Will a projectile fired straight up from the equator land at the same spot on the ground ignoring wind?

Question

Suppose a bullet were to be fired with a velocity $v$ from the surface at equator. Considering the spin of Earth will it land at the same spot?

I tried to solve this assuming constant acceleration due to gravity.

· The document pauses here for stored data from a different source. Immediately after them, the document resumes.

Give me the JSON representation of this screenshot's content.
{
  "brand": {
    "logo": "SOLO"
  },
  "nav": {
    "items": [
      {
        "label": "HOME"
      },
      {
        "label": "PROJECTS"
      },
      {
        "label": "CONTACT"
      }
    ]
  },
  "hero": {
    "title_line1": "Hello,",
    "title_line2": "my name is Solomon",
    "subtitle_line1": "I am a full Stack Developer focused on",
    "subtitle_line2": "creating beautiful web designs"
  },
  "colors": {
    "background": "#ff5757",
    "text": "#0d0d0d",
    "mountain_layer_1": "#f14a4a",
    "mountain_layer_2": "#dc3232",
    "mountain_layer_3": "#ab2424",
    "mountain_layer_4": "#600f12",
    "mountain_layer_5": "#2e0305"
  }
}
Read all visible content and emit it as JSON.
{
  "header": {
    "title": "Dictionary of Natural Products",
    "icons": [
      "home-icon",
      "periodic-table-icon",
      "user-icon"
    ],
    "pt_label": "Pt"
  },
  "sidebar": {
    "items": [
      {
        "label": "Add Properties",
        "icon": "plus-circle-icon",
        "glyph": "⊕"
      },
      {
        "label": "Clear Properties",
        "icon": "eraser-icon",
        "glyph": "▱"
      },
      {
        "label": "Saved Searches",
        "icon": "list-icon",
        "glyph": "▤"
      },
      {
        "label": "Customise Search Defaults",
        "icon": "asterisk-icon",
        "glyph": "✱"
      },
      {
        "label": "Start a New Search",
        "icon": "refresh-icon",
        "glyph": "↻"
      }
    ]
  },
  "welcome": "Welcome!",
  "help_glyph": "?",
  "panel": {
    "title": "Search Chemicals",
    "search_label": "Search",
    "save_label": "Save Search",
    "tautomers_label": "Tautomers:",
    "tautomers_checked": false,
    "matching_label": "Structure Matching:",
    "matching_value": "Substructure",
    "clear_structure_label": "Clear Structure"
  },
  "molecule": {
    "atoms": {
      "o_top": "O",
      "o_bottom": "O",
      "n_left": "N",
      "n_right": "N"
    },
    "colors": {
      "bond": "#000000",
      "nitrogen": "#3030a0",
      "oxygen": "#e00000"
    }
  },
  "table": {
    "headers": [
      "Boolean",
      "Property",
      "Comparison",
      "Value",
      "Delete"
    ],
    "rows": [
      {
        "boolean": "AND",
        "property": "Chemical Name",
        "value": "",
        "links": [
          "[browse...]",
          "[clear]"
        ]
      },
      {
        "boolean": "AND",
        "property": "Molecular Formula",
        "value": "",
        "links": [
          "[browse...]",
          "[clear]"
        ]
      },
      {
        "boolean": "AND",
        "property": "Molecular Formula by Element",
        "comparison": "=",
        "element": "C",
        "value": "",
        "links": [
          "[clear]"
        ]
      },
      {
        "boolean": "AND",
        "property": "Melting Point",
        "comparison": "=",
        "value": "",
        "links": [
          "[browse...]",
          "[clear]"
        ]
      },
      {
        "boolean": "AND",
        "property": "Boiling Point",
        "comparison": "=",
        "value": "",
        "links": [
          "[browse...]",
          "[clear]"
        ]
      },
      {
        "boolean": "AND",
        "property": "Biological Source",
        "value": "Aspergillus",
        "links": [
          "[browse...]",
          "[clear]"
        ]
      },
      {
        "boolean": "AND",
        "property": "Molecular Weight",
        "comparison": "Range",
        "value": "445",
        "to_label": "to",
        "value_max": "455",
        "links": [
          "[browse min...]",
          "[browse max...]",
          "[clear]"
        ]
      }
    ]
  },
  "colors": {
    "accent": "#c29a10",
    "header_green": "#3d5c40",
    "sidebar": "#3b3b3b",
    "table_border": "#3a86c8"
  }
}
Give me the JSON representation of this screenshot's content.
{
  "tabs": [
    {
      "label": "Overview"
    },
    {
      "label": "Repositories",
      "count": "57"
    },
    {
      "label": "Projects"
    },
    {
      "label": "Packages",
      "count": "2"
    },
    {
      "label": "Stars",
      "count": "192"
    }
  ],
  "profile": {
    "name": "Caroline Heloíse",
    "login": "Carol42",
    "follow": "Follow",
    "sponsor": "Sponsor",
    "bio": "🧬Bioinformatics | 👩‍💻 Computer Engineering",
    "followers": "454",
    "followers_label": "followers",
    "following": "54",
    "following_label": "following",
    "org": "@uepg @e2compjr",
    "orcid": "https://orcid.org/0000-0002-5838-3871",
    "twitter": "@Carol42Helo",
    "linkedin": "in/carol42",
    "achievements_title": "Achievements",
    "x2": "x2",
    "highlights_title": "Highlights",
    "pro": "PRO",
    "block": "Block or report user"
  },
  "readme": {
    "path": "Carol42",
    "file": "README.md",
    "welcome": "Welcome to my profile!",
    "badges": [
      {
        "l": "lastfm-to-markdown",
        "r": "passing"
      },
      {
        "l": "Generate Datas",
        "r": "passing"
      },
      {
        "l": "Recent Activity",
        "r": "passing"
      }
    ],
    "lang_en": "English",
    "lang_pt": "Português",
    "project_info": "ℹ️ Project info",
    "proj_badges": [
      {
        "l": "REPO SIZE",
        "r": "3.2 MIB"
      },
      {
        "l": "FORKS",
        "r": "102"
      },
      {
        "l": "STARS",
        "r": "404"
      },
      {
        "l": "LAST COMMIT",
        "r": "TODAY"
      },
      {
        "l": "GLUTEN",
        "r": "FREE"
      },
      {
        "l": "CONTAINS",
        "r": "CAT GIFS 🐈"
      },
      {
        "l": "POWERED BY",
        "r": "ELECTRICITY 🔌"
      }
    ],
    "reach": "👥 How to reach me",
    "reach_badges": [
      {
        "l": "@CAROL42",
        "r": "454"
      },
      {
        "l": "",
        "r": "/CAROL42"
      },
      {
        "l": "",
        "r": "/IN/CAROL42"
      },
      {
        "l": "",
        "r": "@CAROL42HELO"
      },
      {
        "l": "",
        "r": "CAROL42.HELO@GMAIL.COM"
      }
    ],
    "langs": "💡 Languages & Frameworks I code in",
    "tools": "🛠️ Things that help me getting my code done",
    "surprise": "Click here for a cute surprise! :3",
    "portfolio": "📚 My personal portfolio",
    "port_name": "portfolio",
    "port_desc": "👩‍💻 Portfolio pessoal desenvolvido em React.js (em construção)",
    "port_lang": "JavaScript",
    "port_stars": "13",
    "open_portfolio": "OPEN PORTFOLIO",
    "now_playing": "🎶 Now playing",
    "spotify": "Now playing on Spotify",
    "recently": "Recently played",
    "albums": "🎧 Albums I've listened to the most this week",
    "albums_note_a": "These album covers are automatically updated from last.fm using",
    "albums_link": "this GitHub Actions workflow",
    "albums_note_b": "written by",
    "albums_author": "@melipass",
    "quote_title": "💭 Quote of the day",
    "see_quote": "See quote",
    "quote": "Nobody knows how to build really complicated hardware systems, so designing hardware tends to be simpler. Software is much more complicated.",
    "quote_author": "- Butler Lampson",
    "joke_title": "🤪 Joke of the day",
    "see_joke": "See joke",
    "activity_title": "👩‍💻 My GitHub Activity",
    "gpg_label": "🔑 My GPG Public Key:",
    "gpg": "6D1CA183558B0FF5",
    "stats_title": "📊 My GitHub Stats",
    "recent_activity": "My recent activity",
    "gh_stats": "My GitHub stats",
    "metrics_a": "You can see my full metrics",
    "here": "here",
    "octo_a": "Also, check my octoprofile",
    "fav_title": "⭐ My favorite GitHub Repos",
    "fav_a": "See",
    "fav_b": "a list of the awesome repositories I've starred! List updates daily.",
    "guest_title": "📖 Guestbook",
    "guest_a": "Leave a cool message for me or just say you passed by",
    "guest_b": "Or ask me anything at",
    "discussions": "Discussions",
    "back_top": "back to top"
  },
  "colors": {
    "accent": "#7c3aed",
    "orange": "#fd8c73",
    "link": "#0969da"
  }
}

Since the horizontal velocity of the bullet remains constant at height $h$ the angular velocity will be in (angular velocity at ground is $\omega$ and radius of Earth is $R$) $$ \omega' = \frac{\omega \times R}{(R+h)} $$ Now $\omega'$ can be written as $d\theta/dt$ and $h$ as $v\times t-0.5\times g\times t^2$ so after rearranging we get $$ d\theta = \frac{\omega\times R}{(R+vt-0.5\times g\times t^2)}dt $$ Integrating this wrt to $t$ from $0$ to $2\times v/g$ gives me the angular displacement of the bullet. Angular displacement of ground is $2\times v\times \omega/g $and if we subtract the two and further multiply by $R$ we should get the distance traveled further by the ground.

However after calculating everything I'm getting very high distance. For example, a bullet fired at $1700m/s$ will land $2,340m$ away which seems absurdly wrong. Can anyone point out where my mistake is?

Answer 1

Angular velocity of earth: $\Omega=\frac{2\pi}{24*60*60}\frac{rad}{s}$

Radius of earth: $R\approx 6371km$

The velocity and height of the bullet in radial direction:$$v_{radial}=v_0-gt+R\Omega \sin(\Omega t)$$ $$h=\int{v_{radial}} \ dv=v_0t-\frac{1}{2}gt^2+R\cos(\Omega t)$$

Setting $h=0$ gets the point in time $t_2\approx1323.5s$ where the bullet hits the ground.

Distance travelled in tangential direction: $s_{tang}=R\sin(\Omega t)$

Distance travelled by earth: $s_{earth}=-R\Omega t$

Net distance: $s_{net}=s_{tang}+s_{earth}\approx -946m$ (ridiculously high)